Pourquoi la plupart des habitudes échouent

De mon point de vue, la plupart des habitudes n’échouent pas en raison du manque d’objectif «intelligent», du manque de capacités ou du manque de volonté. La plupart des habitudes susceptibles de changer la vie échouent en négligeant le travail interne qui précède la croissance durable.

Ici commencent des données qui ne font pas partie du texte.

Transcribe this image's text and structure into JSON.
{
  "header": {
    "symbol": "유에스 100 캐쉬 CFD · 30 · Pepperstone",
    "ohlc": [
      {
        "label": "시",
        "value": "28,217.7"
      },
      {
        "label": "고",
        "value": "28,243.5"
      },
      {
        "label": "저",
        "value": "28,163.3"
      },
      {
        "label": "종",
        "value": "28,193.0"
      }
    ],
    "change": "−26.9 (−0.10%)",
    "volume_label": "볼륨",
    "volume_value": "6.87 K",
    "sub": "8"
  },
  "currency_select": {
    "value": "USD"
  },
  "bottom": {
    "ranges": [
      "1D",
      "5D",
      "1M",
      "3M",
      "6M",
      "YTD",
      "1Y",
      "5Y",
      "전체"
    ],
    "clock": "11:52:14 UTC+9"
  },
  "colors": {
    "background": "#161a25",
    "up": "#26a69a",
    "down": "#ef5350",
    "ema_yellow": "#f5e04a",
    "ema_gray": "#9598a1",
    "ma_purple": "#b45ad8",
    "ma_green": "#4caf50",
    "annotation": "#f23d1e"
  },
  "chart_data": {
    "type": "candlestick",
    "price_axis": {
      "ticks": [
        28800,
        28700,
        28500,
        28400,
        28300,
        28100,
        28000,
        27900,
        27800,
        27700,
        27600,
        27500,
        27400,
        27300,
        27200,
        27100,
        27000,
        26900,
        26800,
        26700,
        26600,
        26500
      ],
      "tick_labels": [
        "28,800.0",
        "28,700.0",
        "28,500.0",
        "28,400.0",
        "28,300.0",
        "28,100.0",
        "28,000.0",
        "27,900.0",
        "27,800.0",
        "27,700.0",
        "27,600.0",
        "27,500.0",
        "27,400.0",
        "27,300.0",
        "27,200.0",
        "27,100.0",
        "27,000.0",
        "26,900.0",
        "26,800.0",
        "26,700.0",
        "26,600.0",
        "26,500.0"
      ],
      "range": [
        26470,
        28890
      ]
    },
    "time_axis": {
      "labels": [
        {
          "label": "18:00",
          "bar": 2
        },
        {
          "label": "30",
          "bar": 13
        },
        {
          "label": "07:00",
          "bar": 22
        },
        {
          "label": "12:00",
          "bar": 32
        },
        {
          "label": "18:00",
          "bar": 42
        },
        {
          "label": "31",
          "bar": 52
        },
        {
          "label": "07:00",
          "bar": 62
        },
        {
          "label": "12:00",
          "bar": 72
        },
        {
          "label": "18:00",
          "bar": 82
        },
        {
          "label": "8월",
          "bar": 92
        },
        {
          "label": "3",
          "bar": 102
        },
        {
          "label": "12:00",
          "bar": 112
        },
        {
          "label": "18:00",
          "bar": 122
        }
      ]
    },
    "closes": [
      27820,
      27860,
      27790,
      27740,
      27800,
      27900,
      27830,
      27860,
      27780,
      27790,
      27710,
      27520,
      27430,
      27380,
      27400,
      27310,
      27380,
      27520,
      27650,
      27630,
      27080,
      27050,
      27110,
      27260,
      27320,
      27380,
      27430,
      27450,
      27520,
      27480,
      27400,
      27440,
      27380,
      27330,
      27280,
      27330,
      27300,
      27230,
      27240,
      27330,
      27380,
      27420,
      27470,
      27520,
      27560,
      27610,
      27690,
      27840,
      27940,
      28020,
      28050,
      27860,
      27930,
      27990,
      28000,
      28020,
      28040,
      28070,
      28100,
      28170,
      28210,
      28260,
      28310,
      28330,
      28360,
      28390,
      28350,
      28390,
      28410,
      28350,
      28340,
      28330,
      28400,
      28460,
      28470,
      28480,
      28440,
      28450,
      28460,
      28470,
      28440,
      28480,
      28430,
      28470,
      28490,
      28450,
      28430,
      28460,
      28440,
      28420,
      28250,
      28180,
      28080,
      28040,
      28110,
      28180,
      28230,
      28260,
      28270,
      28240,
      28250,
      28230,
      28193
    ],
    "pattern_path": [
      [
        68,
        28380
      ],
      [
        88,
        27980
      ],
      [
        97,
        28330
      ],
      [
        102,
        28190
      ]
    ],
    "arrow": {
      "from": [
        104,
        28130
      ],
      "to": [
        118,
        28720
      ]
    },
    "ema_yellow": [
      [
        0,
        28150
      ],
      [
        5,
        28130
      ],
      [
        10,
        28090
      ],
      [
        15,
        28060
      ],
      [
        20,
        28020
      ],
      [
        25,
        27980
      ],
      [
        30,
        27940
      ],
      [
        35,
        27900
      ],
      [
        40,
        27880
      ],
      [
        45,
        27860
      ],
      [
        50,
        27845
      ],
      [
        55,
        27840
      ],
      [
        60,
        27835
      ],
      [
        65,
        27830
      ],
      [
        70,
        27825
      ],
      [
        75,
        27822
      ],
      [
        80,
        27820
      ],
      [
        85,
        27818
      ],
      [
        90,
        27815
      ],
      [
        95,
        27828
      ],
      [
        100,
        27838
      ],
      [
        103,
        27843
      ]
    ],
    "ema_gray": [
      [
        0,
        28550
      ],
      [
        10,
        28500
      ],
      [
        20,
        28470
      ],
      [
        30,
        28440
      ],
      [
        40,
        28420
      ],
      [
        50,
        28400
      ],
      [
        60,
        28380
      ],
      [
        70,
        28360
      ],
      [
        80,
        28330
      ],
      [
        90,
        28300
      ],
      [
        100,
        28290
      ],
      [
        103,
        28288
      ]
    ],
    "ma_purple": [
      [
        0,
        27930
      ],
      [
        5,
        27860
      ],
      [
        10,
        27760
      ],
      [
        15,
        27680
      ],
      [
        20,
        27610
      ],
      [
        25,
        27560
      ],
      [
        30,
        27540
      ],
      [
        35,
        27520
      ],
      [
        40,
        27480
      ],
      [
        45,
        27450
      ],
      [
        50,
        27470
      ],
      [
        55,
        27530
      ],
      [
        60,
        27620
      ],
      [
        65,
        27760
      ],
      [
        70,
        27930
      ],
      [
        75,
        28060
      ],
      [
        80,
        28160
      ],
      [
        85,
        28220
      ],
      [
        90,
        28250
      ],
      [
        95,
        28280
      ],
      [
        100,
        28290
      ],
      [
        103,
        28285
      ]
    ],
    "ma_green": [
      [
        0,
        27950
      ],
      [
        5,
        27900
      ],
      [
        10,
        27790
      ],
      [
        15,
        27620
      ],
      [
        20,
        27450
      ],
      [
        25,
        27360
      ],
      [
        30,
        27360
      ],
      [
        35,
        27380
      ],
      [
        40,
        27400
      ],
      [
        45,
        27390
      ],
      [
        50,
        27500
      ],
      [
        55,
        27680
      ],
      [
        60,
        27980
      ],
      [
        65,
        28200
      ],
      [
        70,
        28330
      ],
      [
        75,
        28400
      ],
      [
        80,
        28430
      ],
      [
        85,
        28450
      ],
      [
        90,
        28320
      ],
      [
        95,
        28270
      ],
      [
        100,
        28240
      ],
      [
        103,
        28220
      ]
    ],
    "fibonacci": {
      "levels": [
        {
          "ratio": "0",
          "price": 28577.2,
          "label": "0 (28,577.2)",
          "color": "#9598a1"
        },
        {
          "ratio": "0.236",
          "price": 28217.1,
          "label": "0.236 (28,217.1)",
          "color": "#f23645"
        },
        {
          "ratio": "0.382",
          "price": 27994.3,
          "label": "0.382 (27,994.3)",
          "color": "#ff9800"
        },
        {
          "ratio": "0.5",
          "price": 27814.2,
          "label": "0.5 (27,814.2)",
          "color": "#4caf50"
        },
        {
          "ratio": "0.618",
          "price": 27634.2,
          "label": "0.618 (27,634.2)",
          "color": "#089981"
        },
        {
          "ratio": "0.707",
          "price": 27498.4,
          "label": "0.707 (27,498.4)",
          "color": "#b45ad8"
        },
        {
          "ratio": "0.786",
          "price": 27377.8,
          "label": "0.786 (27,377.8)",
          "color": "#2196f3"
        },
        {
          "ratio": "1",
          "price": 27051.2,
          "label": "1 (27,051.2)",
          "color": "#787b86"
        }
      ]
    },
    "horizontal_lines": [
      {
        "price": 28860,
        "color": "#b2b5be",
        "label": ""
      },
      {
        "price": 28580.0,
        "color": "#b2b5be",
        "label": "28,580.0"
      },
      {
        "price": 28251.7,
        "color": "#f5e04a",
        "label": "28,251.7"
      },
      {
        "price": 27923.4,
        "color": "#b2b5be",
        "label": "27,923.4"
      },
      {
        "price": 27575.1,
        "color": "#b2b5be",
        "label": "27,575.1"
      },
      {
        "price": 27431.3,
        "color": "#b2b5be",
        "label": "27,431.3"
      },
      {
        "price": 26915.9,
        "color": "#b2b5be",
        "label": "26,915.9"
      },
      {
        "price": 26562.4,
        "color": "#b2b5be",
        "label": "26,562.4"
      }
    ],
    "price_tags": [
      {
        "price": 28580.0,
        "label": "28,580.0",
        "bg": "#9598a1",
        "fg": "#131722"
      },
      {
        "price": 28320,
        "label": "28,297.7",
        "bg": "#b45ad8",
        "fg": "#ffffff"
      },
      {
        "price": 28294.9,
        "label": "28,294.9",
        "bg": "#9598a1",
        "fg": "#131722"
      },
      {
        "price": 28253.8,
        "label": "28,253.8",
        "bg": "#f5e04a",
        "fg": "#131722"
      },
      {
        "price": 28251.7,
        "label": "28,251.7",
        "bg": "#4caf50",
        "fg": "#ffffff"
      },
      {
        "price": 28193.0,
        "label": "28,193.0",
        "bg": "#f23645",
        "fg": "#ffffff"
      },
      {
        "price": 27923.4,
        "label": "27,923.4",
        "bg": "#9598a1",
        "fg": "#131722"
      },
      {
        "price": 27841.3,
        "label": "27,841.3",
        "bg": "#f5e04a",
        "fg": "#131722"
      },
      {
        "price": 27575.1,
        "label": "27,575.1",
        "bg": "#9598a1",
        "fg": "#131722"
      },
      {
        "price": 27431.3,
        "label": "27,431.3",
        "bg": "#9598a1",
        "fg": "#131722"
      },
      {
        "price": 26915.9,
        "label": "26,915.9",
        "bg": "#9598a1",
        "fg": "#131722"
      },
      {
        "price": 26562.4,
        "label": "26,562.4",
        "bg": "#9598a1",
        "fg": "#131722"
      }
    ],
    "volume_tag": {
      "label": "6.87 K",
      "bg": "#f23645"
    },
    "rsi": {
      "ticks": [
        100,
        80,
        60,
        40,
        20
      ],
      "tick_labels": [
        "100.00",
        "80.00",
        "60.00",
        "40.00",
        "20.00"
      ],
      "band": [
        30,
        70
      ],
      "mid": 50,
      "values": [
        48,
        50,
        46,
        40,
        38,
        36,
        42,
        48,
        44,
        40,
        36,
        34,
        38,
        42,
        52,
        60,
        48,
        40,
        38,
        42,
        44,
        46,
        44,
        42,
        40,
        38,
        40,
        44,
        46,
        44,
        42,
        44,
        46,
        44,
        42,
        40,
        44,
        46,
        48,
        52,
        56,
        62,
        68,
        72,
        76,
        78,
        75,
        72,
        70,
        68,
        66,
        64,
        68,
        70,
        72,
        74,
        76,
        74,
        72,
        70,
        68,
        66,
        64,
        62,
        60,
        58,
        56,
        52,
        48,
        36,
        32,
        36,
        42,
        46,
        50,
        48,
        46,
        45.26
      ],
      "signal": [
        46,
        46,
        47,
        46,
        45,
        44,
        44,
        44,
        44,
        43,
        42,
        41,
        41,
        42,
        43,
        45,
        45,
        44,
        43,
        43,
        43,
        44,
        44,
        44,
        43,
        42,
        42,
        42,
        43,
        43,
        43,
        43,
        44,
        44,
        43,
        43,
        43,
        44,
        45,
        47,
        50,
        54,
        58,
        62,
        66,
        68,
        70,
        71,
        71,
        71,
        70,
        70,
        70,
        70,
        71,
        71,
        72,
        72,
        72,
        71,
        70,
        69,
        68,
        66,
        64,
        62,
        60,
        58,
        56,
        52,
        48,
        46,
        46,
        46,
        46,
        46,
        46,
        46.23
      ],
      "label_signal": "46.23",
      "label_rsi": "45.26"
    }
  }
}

James Clear écrit dans son livre à succès Habitudes atomiques:

«Chaque action que vous entreprenez est un vote pour le type de personne que vous souhaitez devenir. Aucune instance ne transformera vos croyances, mais au fur et à mesure que les votes s’accumulent, la preuve de votre nouvelle identité évolue également. »

L’approche de Clear pour construire de bonnes habitudes, en mettant l’accent sur le processus plutôt que sur les résultats, et en facilitant l’autodiscipline impitoyable, est parfaite.

Pourtant, pour beaucoup, arriver à un endroit où cette approche peut fonctionner nécessite du travail.

Les lacunes courantes dans la formation d’habitudes saines et l’abandon des habitudes néfastes que je vois encore et encore dans mon travail avec les humains comprennent:

  1. Ne pas savoir quel type d’habitudes pourrait réellement déplacer l’aiguille: Ne pas savoir quels types d’habitudes ou d’objectifs cultivent réellement le bien-être peut nous garder sur un tapis roulant hédonique à la poursuite de la «beauté», de la perte de poids, du «style» et plus encore.
  2. Être déconnecté des aspects fondamentaux de l’identité: Ne pas savoir qui nous sommes, ce que nous défendons et ce qui nous tient le plus à cœur nous laisse généralement à la poursuite d’objectifs vénérés par les autres, ou à essayer de suivre un chemin qui n’a jamais été signifié pour nous.
  3. Autocritique: Les modèles d’autocritique bien canalisés deviennent si raffinés que même les objectifs d’auto-amélioration sont une auto-punition déguisée.
  4. Aversion pour le bonheur: Cela peut sembler contre-intuitif, mais beaucoup portent une intolérance ou une aversion pour le bonheur, de sorte que la joie elle-même peut déclencher la peur, l’évitement ou l’auto-sabotage. Cela peut survenir de plusieurs manières, y compris la pensée: « Oh non, c’est bien, quand est-ce que quelqu’un va me prendre ça. »
  5. Désirs concurrents: Un exemple de désir concurrent est de s’accrocher à la sécurité du familier, tout en recherchant simultanément le courage de mettre fin à une relation toxique. Souvent, il faut reconnaître et commencer à pleurer la perte avant de passer à autre chose.

Si vous avez du mal à faire un changement dans votre vie, malgré de nombreuses tentatives sérieuses, appuyez sur pause sur toute autocritique, et considérez que cela peut être une opportunité pour le «jardinage intérieur». Soyez curieux. Que se passe-t-il dans votre paysage intérieur? Votre sol intérieur est-il prêt à cultiver les changements que vous aimeriez voir?

Si la réponse est non, demandez-vous ce qui est nécessaire. Souvent, les réponses sont à l’intérieur. Mais aussi, parfois, les réponses ne sont pas à l’intérieur. N’hésitez pas à demander de l’aide.

Au fait, j’ai embauché un jardinier pour une consultation d’une heure et elle m’a mis au clair, ce qui est si étrange parce que je savais que les jardins des autres avaient besoin d’un certain niveau de réflexion pour prospérer. Apparemment, le mien aussi.